When Washington moved against Havana by imposing an economic blockade, approved military actions and terrorist acts by former Batista collaborators - which cost countless lives and did not end until the late 1990s - and went to ridiculous levels to try and assassinate Castro, the former lawyer's status grew to gargantuan proportions.
If Castro was harsh at times, his supporters have always argued it is because the island has been under virtual war-time conditions. In 1991, the U.S. State Department published a series of internal documents covering U.S. policy towards Cuba from 1958-1960. One document states:
"The majority of Cubans support Castro ... the only foreseeable means of alienating internal support is through disenchantment and disaffection based on economic dissatisfaction and hardship ... every possible means should be undertaken promptly to weaken the economic life of Cuba ... a line of action which, while as adroit and inconspicuous as possible, makes the greatest inroads in denying money and supplies to Cuba, to decrease monetary and real wages, to bring about hunger, desperation and overthrow of government."

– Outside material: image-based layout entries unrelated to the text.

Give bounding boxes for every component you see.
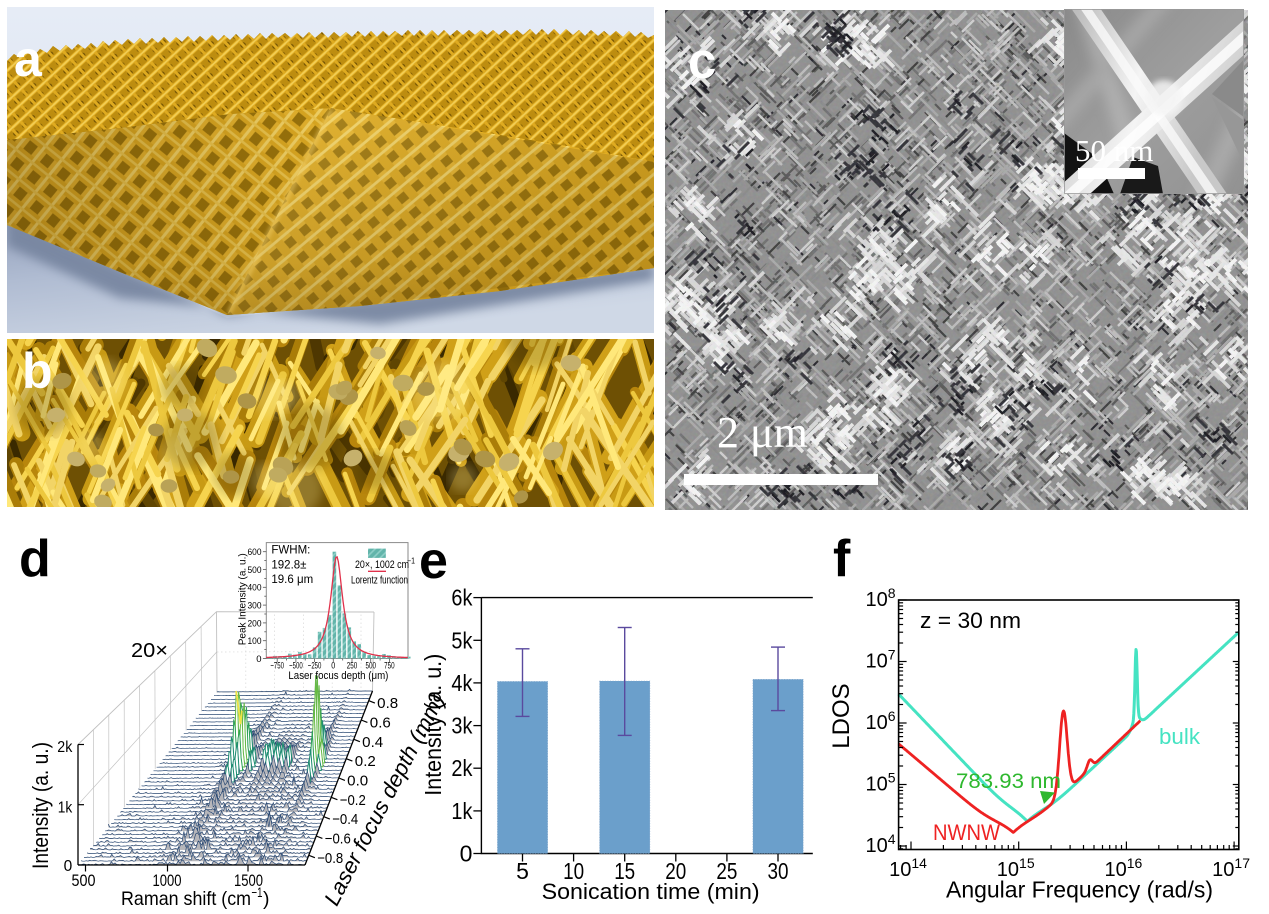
- svg-text:Laser focus depth (μm): Laser focus depth (μm): [288, 670, 388, 682]
- svg-text:0.6: 0.6: [370, 715, 391, 732]
- svg-text:1k: 1k: [451, 798, 472, 824]
- svg-text:−500: −500: [289, 660, 303, 671]
- svg-text:10: 10: [563, 858, 584, 884]
- svg-text:2 μm: 2 μm: [717, 408, 808, 457]
- svg-text:Angular Frequency (rad/s): Angular Frequency (rad/s): [946, 877, 1213, 903]
- svg-text:LDOS: LDOS: [828, 683, 855, 748]
- svg-text:1000: 1000: [153, 872, 182, 890]
- svg-text:0: 0: [460, 841, 473, 867]
- svg-text:400: 400: [248, 583, 262, 594]
- svg-text:0.4: 0.4: [362, 734, 383, 751]
- svg-text:d: d: [19, 530, 51, 588]
- svg-text:−0.2: −0.2: [340, 792, 366, 809]
- svg-text:100: 100: [248, 636, 262, 647]
- svg-text:Peak Intensity (a. u.): Peak Intensity (a. u.): [237, 553, 249, 645]
- svg-text:0: 0: [331, 660, 335, 671]
- svg-text:0.8: 0.8: [377, 695, 398, 712]
- svg-text:4k: 4k: [451, 670, 472, 696]
- svg-text:600: 600: [248, 547, 262, 558]
- svg-text:2k: 2k: [451, 755, 472, 781]
- svg-text:19.6 μm: 19.6 μm: [271, 574, 313, 586]
- svg-text:FWHM:: FWHM:: [271, 545, 310, 557]
- svg-text:−250: −250: [308, 660, 322, 671]
- svg-text:Intensity (a. u.): Intensity (a. u.): [28, 742, 53, 869]
- svg-text:107: 107: [866, 647, 896, 673]
- svg-text:−0.8: −0.8: [317, 850, 343, 867]
- svg-text:1k: 1k: [58, 800, 73, 817]
- svg-text:108: 108: [866, 585, 896, 611]
- svg-text:−0.4: −0.4: [332, 811, 358, 828]
- svg-text:104: 104: [866, 831, 896, 857]
- svg-text:−1: −1: [407, 557, 415, 566]
- svg-text:500: 500: [72, 872, 96, 890]
- svg-text:50 nm: 50 nm: [1075, 133, 1153, 168]
- svg-text:Intensity (a. u.): Intensity (a. u.): [420, 654, 446, 796]
- svg-text:−1: −1: [252, 885, 263, 900]
- svg-text:25: 25: [716, 858, 737, 884]
- svg-text:15: 15: [614, 858, 635, 884]
- svg-text:−750: −750: [270, 660, 284, 671]
- svg-text:e: e: [419, 532, 448, 590]
- svg-text:250: 250: [347, 660, 358, 671]
- svg-text:Lorentz function: Lorentz function: [351, 574, 408, 586]
- svg-text:z = 30 nm: z = 30 nm: [920, 608, 1021, 633]
- svg-text:500: 500: [365, 660, 376, 671]
- svg-text:0.0: 0.0: [347, 773, 368, 790]
- svg-text:1014: 1014: [889, 855, 927, 881]
- svg-text:2k: 2k: [57, 739, 72, 756]
- svg-text:): ): [263, 888, 270, 910]
- svg-text:500: 500: [248, 565, 262, 576]
- svg-text:0.2: 0.2: [355, 753, 376, 770]
- svg-text:0: 0: [256, 654, 261, 665]
- svg-text:c: c: [688, 32, 716, 89]
- svg-text:0: 0: [64, 858, 73, 875]
- svg-text:105: 105: [866, 770, 896, 796]
- svg-text:192.8±: 192.8±: [271, 559, 306, 571]
- svg-text:b: b: [22, 343, 53, 399]
- svg-text:NWNW: NWNW: [933, 820, 1000, 845]
- svg-text:300: 300: [248, 601, 262, 612]
- svg-text:1015: 1015: [997, 855, 1035, 881]
- svg-text:bulk: bulk: [1159, 724, 1201, 749]
- svg-text:5k: 5k: [451, 627, 472, 653]
- svg-text:20×, 1002 cm: 20×, 1002 cm: [355, 559, 409, 571]
- svg-text:3k: 3k: [451, 713, 472, 739]
- svg-text:f: f: [833, 530, 851, 588]
- svg-text:5: 5: [516, 858, 529, 884]
- svg-text:750: 750: [384, 660, 395, 671]
- svg-text:20×: 20×: [131, 640, 168, 662]
- svg-text:106: 106: [866, 708, 896, 734]
- svg-text:20: 20: [665, 858, 686, 884]
- svg-text:30: 30: [768, 858, 789, 884]
- svg-text:Sonication time (min): Sonication time (min): [542, 879, 760, 904]
- svg-text:1017: 1017: [1212, 855, 1250, 881]
- svg-text:a: a: [14, 31, 43, 87]
- svg-text:200: 200: [248, 618, 262, 629]
- svg-text:783.93 nm: 783.93 nm: [956, 770, 1061, 793]
- svg-text:Raman shift (cm: Raman shift (cm: [121, 888, 251, 910]
- svg-text:−0.6: −0.6: [325, 831, 351, 848]
- svg-text:1500: 1500: [234, 872, 263, 890]
- svg-text:6k: 6k: [451, 585, 472, 611]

This statement alone could broadly summarise Washington's aggression towards Havana since 1959.
Today in Latin America, for leftists presidents like Hugo Chávez and Bolivia's Evo Morales, Castro is a mentor; for millions of their supporters in the slums, he is a legend - a point not difficult to understand when one considers that thousands of Cuban doctors and teachers are working in those countries. Shortly before his surgery in 2006, Castro's visit to Argentina was broadcast live on television as massive crowds turned out to hear his words. If Cuba and Castro are presented to the world by the Western press as isolated relics of the past, in countries throughout Latin America this is hardly the case.

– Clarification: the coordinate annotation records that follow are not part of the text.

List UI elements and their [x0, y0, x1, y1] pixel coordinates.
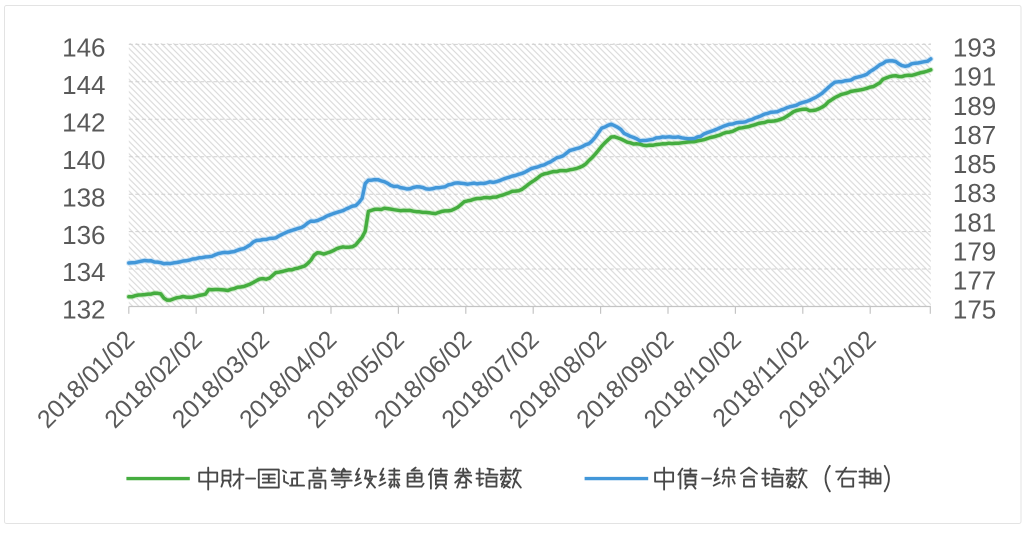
svg-text:144: 144: [62, 70, 105, 100]
svg-text:189: 189: [953, 91, 996, 121]
svg-text:136: 136: [62, 220, 105, 250]
svg-text:138: 138: [62, 182, 105, 212]
svg-text:187: 187: [953, 120, 996, 150]
svg-text:177: 177: [953, 266, 996, 296]
svg-text:179: 179: [953, 237, 996, 267]
svg-text:132: 132: [62, 295, 105, 325]
svg-text:175: 175: [953, 295, 996, 325]
svg-text:193: 193: [953, 33, 996, 63]
svg-text:181: 181: [953, 207, 996, 237]
svg-text:185: 185: [953, 149, 996, 179]
svg-text:146: 146: [62, 33, 105, 63]
svg-text:142: 142: [62, 108, 105, 138]
svg-text:191: 191: [953, 62, 996, 92]
svg-text:140: 140: [62, 145, 105, 175]
svg-text:183: 183: [953, 178, 996, 208]
svg-text:134: 134: [62, 257, 105, 287]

Writing recently in the Los Angeles Times, Latin American experts William M. LeoGrande and Peter Kornbluh commented that:
"Last October, the United Nations General Assembly voted for the 17th time in as many years to condemn the U.S. embargo by a vote of 185 to 3. In December, 33 Latin American and Caribbean nations in the Rio Group granted Cuba full membership and called for an end to the U.S. embargo. A policy adopted half a century ago to isolate Cuba today isolates only the U.S."

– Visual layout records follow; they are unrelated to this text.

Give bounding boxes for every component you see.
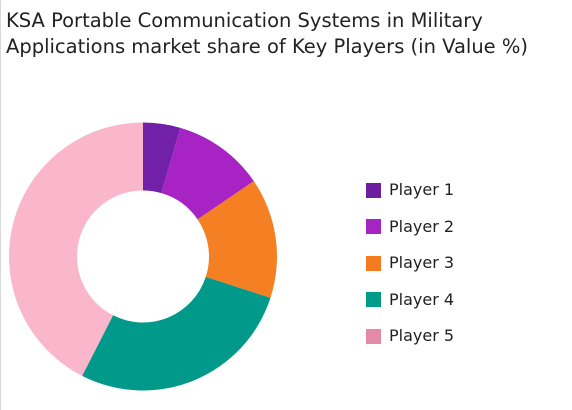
- donut-slice-player-2[interactable]: [161, 127, 254, 220]
- legend-label: Player 1: [389, 180, 455, 200]
- donut-slice-player-1[interactable]: [143, 122, 181, 194]
- donut-slice-player-3[interactable]: [197, 181, 277, 298]
- legend-swatch: [366, 182, 381, 198]
- legend-swatch: [366, 328, 381, 344]
- legend-item-player-5[interactable]: Player 5: [366, 318, 454, 355]
- donut-slices: [8, 122, 277, 391]
- legend-item-player-3[interactable]: Player 3: [366, 245, 454, 282]
- chart-legend: Player 1 Player 2 Player 3 Player 4 Play…: [366, 172, 454, 355]
- legend-swatch: [366, 219, 381, 235]
- legend-label: Player 3: [389, 253, 455, 273]
- chart-title: KSA Portable Communication Systems in Mi…: [6, 9, 529, 58]
- legend-swatch: [366, 292, 381, 308]
- legend-item-player-4[interactable]: Player 4: [366, 282, 454, 319]
- left-border-rule: [0, 0, 1, 410]
- donut-slice-player-5[interactable]: [8, 122, 143, 376]
- legend-item-player-1[interactable]: Player 1: [366, 172, 454, 209]
- legend-label: Player 4: [389, 289, 455, 309]
- legend-item-player-2[interactable]: Player 2: [366, 209, 454, 246]
- legend-swatch: [366, 255, 381, 271]
- legend-label: Player 5: [389, 326, 455, 346]
- legend-label: Player 2: [389, 216, 455, 236]
- donut-slice-player-4[interactable]: [82, 276, 271, 391]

From their perspective, due to divisions in the Cuban-American lobby, the new U.S. President, Barack Obama, has an unprecedented opportunity to normalise relations with Havana. While an end to the embargo is an unlikely scenario, if this were to happen, many Cubans would be given new opportunities to do with their political system as they see fit instead of having to concentrate on meeting their daily needs.
At present, dissidents like Yoani Sánchez do exist, and publish with difficulties, however, there is nothing remotely resembling the types of mass movements that challenged the Soviet systems in Eastern Europe.
As for Fidel Castro, only time will tell if he lives for a few more days, weeks, months or even years. Once dead, celebrations will break out in Miami while countless people throughout Cuba will genuinely mourn him. What future generations decide to do with the revolution will be another matter.